Egypt approves constitutional changes
20 Mar 2011
Package of nine changes endorsed by overwhelming vote, paving the way for parliamentary elections later this year.
Egyptians have voted overwhelmingly in favour of a package of constitutional amendments, according to official results released on Sunday evening.
Slightly more than 77 per cent of voters endorsed the amendments, the country's supreme judicial committee has announced.
Roughly 18 million Egyptians went to the polls on Saturday, a 41 per cent turnout. It's a better result than many past elections: The country's fraud-plagued parliamentary ballot last year had less than 25 per cent turnout, and possibly as low as 10 per cent, according to some sources.
The committee said that 171,190 votes were invalidated, though it did not say why. There were reports on Saturday that some ballots did not carry the required official stamp.
Voters approved a package of nine amendments, about half of which deal with elections. One loosens the requirements for independent candidates seeking the presidency; another restores full judicial oversight for elections.

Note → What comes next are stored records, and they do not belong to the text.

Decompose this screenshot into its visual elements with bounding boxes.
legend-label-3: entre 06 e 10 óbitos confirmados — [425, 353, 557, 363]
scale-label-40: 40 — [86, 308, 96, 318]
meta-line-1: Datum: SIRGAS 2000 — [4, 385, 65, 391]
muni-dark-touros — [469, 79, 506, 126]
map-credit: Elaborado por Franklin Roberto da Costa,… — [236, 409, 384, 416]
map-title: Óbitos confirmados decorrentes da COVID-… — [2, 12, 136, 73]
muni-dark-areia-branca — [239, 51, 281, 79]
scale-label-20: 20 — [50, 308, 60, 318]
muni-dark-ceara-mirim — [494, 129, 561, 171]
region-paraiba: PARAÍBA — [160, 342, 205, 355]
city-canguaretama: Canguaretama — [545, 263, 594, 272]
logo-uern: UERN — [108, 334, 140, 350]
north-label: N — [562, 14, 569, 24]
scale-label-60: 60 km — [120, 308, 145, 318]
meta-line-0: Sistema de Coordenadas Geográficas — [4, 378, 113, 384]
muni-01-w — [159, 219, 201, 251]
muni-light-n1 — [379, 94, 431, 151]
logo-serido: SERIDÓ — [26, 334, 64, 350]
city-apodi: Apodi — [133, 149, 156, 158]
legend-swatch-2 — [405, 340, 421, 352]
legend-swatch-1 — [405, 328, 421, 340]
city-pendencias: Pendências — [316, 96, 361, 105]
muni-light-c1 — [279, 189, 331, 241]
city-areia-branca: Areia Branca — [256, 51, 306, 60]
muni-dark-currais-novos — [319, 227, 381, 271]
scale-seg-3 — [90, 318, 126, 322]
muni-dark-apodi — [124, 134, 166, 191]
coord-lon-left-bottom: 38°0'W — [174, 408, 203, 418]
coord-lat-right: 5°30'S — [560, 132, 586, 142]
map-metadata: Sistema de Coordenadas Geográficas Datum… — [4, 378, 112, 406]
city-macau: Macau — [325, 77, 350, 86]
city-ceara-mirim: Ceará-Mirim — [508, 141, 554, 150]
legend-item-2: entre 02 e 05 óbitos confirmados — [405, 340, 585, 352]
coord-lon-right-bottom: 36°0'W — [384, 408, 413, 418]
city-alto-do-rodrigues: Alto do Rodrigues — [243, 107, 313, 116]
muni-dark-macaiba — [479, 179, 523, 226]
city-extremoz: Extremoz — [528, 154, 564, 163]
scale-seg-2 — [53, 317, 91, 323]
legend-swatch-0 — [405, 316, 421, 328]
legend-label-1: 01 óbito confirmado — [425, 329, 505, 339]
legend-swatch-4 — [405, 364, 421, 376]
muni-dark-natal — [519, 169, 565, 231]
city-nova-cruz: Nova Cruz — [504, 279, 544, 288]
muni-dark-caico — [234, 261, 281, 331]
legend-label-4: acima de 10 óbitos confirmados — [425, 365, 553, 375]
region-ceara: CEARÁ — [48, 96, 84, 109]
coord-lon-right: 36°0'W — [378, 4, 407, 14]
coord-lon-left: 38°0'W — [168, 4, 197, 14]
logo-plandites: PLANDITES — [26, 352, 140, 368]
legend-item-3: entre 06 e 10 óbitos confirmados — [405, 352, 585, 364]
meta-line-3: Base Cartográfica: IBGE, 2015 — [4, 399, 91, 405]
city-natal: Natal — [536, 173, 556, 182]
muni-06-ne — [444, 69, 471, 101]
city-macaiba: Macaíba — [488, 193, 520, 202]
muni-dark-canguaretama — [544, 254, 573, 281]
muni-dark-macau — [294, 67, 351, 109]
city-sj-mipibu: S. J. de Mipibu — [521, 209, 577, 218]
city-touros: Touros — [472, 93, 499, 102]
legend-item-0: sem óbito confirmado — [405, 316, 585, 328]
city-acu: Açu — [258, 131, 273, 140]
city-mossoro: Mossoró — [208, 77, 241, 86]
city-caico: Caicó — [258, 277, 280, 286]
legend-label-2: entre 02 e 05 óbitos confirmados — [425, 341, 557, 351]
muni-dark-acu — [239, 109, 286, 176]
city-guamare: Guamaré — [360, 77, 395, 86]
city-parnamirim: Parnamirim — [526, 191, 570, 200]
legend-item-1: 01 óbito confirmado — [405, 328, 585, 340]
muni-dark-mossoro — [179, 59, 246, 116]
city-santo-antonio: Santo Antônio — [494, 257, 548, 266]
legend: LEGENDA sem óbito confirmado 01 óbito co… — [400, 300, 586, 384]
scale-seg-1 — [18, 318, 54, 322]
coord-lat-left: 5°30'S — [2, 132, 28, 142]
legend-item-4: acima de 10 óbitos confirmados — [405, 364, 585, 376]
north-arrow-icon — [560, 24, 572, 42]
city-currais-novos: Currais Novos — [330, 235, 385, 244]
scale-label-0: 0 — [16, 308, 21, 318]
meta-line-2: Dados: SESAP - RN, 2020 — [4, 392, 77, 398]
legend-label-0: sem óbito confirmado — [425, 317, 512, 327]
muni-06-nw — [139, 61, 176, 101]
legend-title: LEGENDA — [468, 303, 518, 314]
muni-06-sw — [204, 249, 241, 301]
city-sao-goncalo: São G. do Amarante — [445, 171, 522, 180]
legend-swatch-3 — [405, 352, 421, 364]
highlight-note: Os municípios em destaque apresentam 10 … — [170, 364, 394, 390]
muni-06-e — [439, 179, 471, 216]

Other provisions limit the presidency to two four-year terms (currently, there is no limit), and require a public referendum for any state of emergency that lasts longer than six months (the country has been under one for the last 30 years).
The "yes" vote also paves the way for a quick parliamentary election, which the ruling military junta has said will be held in June.
Egypt's two main political forces, the former ruling National Democratic Party and the Muslim Brotherhood, both urged a "yes" vote on the referendum. Critics say that's because they benefit from the quick timetable for elections.
As established political parties, they will have an edge in mobilising resources and fielding candidates.
The rest of the country's opposition parties all pushed for a "no" vote, as did the coalition of youth activists who led the revolution that toppled former president Hosni Mubarak.
One of the provisions, the revised article 189, requires the new parliament to appoint a constitutional assembly within six months of taking office. That group will be responsible for drafting an entirely new constitution, which - if approved in a separate referendum - would take effect next year.
Egypt's existing constitution, though amended, remains suspended: It does not allow for military rule, so the junta suspended it shortly after taking power.
Al Jazeera's Sherine Tadros, reporting from the capital, Cairo, said the big question now is what happens next.
"The wheels of democracy in Egypt are moving fast," she said.
"But that is worrying a lot of the parties - the youth groups, the new parties, who are saying a few months simply isn't enough time to organise themselves and come up with a charter and be able to compete in these elections."